I must say that if it wasn't for my MakerBot, I would be purchasing one of UP's 3D printers.  I've seen these things in action, and they are as good if not better than other consumer priced 3D printers on the market.  Once I get board of my MakerBot I may just switch over.

Ted

----------


## Macflame

Yes they are great until you need replacement parts. Look how much a replacement controller board or extruder head will cost. https://isupply3d.com/UP-Printer-Sec...ement-extruder

----------


## Geoff

> I must say that if it wasn't for my MakerBot, I would be purchasing one of UP's 3D printers.  I've seen these things in action, and they are as good if not better than other consumer priced 3D printers on the market.  Once I get board of my MakerBot I may just switch over.
> 
> Ted


Just don't buy their filament, seriously. Worst $200 I ever spent - never had such bad quality in so many rolls. 

Their printers have always been awesome, but they have not dropped their prices in forever..

I went to the CEbit expo in 2012, the Up mini was $900... today, it's still the same price   :Frown:  or maybe give or take $20.

----------


## iDig3Dprinting

> Their printers have always been awesome, but they have not dropped their prices in forever..


Thats not strictly true, we are currently able to offer the UP plus 2 with a massive discount of about 39%! Which we would not be able to do if they hadn't dropped their prices.

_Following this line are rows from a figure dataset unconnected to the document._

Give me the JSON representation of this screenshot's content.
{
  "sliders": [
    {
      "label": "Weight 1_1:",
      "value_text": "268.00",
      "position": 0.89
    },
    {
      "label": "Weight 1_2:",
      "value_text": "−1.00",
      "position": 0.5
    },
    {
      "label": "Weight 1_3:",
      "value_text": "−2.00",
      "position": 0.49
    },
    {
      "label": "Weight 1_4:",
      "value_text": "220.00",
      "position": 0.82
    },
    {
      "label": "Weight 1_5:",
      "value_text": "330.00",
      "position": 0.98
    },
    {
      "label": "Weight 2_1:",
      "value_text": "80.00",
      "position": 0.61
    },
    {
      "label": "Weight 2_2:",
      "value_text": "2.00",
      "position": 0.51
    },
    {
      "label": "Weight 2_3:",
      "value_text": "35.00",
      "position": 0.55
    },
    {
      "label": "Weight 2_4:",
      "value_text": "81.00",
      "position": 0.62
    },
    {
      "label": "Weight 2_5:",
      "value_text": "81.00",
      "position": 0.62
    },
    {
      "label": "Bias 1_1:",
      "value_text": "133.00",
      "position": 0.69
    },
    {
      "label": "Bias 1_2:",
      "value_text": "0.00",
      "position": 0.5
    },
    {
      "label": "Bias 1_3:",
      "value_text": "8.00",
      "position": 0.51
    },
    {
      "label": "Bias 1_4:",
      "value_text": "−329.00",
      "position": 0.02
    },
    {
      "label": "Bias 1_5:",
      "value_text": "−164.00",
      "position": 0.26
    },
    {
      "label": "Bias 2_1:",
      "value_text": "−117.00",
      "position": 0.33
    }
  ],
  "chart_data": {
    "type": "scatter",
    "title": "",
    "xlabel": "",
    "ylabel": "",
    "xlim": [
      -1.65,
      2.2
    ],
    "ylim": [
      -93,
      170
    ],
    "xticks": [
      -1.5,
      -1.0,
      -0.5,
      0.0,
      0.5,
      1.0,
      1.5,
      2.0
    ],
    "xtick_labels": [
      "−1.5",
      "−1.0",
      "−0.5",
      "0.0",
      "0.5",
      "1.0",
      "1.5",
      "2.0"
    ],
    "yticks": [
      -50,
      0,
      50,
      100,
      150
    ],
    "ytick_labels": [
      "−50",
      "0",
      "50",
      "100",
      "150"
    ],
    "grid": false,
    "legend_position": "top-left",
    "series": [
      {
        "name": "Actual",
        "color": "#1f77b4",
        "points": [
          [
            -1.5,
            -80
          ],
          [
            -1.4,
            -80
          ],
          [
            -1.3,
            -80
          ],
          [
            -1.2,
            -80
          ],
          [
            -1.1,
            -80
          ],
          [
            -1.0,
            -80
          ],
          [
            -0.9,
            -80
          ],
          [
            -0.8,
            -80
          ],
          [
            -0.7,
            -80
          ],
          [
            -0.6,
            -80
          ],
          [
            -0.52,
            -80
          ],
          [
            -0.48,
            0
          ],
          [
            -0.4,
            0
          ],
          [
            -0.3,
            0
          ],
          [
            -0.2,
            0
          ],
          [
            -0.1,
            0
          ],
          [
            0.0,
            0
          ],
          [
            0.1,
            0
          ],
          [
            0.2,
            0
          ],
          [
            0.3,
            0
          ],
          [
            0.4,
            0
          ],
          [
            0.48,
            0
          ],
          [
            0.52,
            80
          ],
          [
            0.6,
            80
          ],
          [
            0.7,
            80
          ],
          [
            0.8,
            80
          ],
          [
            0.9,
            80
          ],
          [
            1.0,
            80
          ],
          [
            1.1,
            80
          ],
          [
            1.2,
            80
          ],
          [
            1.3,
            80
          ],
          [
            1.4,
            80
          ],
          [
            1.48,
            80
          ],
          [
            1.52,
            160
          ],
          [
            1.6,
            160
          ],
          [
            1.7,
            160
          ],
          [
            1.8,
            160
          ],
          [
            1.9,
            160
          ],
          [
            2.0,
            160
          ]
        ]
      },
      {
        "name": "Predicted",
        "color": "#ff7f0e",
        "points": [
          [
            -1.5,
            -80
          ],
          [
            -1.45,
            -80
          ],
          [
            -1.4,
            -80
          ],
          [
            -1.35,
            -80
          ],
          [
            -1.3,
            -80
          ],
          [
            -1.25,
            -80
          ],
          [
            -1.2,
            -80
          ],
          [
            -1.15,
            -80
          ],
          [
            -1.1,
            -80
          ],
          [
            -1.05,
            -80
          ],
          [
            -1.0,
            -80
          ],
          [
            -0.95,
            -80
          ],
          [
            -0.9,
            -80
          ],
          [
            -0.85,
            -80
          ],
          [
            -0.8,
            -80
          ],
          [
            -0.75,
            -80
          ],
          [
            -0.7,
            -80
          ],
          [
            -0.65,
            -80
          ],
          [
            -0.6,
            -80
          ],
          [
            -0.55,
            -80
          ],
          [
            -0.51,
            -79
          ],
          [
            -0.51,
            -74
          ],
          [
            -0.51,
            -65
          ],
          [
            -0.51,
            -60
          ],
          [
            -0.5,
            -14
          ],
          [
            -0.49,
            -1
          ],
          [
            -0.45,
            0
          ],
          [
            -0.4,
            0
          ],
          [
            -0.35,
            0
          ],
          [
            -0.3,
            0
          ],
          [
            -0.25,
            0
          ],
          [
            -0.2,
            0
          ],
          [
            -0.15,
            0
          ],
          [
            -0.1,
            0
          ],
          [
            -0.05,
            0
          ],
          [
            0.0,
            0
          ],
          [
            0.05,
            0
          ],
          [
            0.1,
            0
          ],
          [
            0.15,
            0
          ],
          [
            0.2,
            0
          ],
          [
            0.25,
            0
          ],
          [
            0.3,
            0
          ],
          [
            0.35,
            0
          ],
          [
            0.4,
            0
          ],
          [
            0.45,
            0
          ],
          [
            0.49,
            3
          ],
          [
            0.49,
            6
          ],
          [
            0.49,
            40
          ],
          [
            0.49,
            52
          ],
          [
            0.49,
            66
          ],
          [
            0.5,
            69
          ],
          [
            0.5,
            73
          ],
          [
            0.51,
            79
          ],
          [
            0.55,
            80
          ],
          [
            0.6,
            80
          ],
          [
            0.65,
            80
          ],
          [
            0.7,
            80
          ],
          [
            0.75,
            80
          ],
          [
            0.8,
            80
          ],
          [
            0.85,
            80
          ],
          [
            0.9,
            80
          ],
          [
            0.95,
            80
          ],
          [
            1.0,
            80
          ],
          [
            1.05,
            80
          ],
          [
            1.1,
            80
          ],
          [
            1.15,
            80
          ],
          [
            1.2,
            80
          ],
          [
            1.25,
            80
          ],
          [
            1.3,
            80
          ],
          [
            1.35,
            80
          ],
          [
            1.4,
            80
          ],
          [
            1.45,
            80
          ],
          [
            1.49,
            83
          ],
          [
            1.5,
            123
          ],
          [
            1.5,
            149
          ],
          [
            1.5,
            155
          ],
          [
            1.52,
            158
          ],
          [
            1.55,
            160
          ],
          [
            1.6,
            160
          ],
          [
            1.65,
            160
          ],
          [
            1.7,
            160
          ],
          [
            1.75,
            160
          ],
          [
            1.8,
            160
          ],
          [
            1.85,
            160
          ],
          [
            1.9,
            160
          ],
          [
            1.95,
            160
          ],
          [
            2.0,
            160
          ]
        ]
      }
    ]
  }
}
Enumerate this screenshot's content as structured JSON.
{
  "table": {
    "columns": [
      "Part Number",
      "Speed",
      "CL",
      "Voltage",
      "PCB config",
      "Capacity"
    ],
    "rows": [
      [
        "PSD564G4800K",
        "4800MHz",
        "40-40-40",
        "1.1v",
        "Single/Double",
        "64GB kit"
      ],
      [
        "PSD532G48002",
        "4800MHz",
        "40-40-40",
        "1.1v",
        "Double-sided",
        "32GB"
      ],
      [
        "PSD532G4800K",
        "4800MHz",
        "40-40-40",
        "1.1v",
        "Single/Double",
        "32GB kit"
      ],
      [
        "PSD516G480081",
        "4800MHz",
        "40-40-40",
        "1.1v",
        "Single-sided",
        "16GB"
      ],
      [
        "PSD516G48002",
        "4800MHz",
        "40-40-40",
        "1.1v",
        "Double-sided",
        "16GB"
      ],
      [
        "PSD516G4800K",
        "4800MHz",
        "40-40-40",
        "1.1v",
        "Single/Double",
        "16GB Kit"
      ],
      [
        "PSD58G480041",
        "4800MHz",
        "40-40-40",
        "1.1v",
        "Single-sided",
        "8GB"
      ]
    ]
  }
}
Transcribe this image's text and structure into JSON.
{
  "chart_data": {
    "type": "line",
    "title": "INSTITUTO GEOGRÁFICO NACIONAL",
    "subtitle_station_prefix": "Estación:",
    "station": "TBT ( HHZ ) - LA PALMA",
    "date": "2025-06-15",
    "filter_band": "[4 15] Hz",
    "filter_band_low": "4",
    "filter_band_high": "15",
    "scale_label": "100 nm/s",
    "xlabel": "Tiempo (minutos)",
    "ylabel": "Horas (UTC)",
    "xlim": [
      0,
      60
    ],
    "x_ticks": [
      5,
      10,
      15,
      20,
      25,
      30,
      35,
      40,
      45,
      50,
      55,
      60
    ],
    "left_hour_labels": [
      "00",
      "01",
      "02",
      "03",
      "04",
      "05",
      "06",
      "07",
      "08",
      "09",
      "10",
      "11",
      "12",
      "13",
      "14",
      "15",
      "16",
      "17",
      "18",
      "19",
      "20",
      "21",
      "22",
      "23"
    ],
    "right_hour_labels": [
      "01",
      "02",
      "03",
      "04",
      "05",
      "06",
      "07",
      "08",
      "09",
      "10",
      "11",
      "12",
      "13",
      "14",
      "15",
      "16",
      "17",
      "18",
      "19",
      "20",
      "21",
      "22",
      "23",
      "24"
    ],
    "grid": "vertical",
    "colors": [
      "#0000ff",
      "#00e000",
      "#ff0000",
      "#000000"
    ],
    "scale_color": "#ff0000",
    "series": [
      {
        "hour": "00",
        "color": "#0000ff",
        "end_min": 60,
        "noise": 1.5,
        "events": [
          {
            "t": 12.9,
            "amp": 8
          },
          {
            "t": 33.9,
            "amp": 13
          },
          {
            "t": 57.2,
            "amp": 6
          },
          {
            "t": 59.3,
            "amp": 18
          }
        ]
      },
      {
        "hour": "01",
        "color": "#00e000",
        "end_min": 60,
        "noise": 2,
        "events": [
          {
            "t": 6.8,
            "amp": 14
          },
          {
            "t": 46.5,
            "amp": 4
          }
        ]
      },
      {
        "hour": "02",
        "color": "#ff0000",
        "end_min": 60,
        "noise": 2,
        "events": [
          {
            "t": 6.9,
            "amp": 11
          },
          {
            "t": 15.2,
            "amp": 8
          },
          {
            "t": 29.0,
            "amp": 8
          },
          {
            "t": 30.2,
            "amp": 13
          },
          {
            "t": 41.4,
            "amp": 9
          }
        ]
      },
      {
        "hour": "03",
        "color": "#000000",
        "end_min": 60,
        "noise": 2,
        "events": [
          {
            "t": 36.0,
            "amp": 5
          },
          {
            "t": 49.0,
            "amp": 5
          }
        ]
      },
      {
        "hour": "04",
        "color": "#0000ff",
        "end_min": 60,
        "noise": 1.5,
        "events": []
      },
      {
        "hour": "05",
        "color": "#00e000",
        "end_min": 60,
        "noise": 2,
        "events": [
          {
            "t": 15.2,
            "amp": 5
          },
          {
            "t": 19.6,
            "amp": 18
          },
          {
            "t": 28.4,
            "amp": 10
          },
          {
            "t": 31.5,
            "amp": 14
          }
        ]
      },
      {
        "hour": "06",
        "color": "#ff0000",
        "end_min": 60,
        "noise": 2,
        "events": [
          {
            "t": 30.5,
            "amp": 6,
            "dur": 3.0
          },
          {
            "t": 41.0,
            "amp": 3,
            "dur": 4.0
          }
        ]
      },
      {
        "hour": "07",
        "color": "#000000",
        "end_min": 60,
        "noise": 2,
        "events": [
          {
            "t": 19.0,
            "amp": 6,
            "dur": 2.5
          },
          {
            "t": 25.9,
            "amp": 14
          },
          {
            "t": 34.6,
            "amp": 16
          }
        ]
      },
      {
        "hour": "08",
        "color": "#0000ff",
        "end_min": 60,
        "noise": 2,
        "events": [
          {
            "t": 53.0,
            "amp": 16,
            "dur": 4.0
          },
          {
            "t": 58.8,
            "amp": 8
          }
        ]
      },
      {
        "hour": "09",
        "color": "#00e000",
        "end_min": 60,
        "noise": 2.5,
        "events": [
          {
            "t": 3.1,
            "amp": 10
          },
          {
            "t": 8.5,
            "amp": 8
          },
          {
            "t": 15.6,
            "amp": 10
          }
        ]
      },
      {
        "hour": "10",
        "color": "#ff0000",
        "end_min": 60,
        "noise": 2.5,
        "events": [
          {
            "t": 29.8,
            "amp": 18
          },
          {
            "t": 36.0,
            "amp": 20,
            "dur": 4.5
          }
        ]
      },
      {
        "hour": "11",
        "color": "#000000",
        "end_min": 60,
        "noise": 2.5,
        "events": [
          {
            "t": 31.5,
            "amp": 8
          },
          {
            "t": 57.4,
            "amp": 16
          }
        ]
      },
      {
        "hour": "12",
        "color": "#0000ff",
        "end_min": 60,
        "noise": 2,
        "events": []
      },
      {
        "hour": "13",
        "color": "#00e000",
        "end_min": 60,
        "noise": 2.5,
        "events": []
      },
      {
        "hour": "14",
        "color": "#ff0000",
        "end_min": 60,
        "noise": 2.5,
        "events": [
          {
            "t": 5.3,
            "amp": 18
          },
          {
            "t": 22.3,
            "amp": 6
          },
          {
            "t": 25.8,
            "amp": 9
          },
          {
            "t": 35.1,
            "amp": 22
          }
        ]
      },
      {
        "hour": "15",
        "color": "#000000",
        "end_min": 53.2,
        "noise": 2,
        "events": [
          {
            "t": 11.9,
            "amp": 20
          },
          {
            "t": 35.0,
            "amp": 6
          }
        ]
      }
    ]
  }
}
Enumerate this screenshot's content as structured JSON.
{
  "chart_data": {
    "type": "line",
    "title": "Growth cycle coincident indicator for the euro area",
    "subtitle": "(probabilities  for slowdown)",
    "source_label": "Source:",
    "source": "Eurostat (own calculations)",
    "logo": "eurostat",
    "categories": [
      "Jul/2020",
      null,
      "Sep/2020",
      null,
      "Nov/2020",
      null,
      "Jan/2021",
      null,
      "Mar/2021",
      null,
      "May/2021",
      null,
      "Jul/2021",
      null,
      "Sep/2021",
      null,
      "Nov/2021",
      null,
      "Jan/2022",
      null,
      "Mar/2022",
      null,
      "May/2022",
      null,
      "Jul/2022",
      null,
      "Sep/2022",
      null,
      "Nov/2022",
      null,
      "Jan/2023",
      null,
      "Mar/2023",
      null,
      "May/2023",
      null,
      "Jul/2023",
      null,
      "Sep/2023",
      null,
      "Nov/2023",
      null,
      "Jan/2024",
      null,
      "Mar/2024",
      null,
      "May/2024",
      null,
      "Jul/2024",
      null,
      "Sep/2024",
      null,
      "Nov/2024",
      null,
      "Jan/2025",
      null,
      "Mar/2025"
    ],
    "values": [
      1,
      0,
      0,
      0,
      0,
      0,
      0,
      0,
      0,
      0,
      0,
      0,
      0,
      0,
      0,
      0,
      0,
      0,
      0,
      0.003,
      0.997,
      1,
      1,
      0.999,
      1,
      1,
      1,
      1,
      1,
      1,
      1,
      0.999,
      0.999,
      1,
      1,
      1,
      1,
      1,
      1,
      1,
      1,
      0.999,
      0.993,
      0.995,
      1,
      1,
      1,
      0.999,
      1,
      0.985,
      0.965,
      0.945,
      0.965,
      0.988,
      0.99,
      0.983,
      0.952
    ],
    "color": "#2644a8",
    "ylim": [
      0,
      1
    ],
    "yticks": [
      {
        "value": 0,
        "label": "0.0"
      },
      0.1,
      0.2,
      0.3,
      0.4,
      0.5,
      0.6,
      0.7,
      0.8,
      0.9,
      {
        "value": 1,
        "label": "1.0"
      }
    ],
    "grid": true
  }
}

We also expect the UP mini to drop in price once they release the new up mini 2 this year.

----------


## curious aardvark

does look like a lot of money for something with 140x140x140 build volume.
the up mini 2 even smaller: 120x120x120.

----------


## iDig3Dprinting

> does look like a lot of money for something with 140x140x140 build volume


the Up Plus 2 is not the cheapest 3D printer you can get but it has one of the best reputations and is still on 3D hubs best 3D printers list (as the afinia H480), number 6 in fact  even though it has been around for a very long time. The reason is it is very reliable.

You get what you pay for.

----------


## Geoff

> You get what you pay for.


And sometimes you pay way too much for what you get.

----------


## curious aardvark

yepper, particularly when you consider the rep dual clones are now shipping from within the uk for really stupid money: 
http://www.ebay.co.uk/itm/2016-Upgra...8AAOSwoBtW4SzZ

£275 ! 
Mental. That's cheaper than the wanhao I3.

Think that's abotu half what i paid a couple years ago. And these are probably the most reliable workhorse printers yet made.
One reason so many people have copied them.

----------


## car3less

I have an Up plus 2 and it printed for one year and a half without problems. Then the CPU broke and the price that Tiertime gave me for the CPU was $400. I searched on forums and found a cheaper, compatible CPU and I repaired it with only $80. 

Now, we use it in the office with Simplify 3D, but the prints are still good quality, because the machine is built very, very well. 
Even if the original firmware is missing.

----------